Oops they may have got this one wrong - a car is like a Class D amp (discrete explosions inside the cylinders) where the whole car (starting with the flywheel) takes out the bumps....

Back to topic - this patent for feedforward amplifier - I tried to find it and what I read didn't tell me anything interesting yet. Has anybody here the ability to provide a neat summary of what this invention offers - beyond prior art that is ?
 
"noise modulation"?
I did a very quick search and didn't come up with much. Have you invented the term, and, if not, since you seem to know so much about it, why haven't you suggested a means of defining and measuring it?

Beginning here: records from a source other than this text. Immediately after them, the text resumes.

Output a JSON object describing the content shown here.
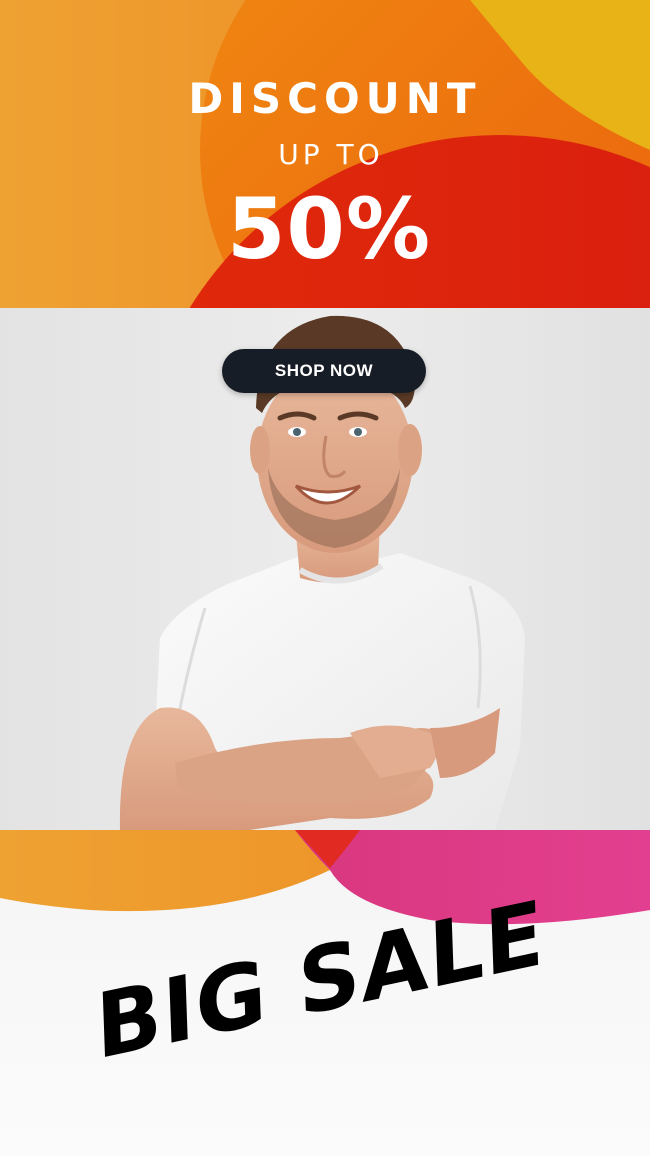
{
  "banner": {
    "discount_label": "DISCOUNT",
    "upto_label": "UP TO",
    "percent_label": "50%"
  },
  "cta": {
    "shop_now_label": "SHOP NOW"
  },
  "footer": {
    "big_sale_label": "BIG SALE"
  },
  "colors": {
    "orange": "#ef8a1f",
    "deep_orange": "#ee6a12",
    "yellow": "#e8b316",
    "red": "#dc1e0c",
    "pink": "#e03c8e",
    "button_dark": "#171d26",
    "photo_background": "#e6e6e6"
  },
  "images": {
    "photo_subject": "smiling man in white t-shirt with crossed arms"
  }
}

If it isn't in the current "repertoire", is there any reason for this? You appear to be an engineer with significant knowledge (from the thrust of your posts), so it surprises me that you would post something as seeming disingenuous as this. Why is something so apparently obvious as "noise modulation" excluded from the myriad of methods used to subject audio devices to intensive scrutiny?
 
Yeah you said that before. Its not any kind of explanation for the claim of disingenuity - rather its repeating the same claim.

@jcx - I'm aware of multitone but there's no standardized test (other than MTPR which isn't used in audio) with a music-like stimulus. The signal resulting from a crest-factor minimized 30 tone waveform isn't sufficiently music-like. But I might well be out of date - do enlighten me if so.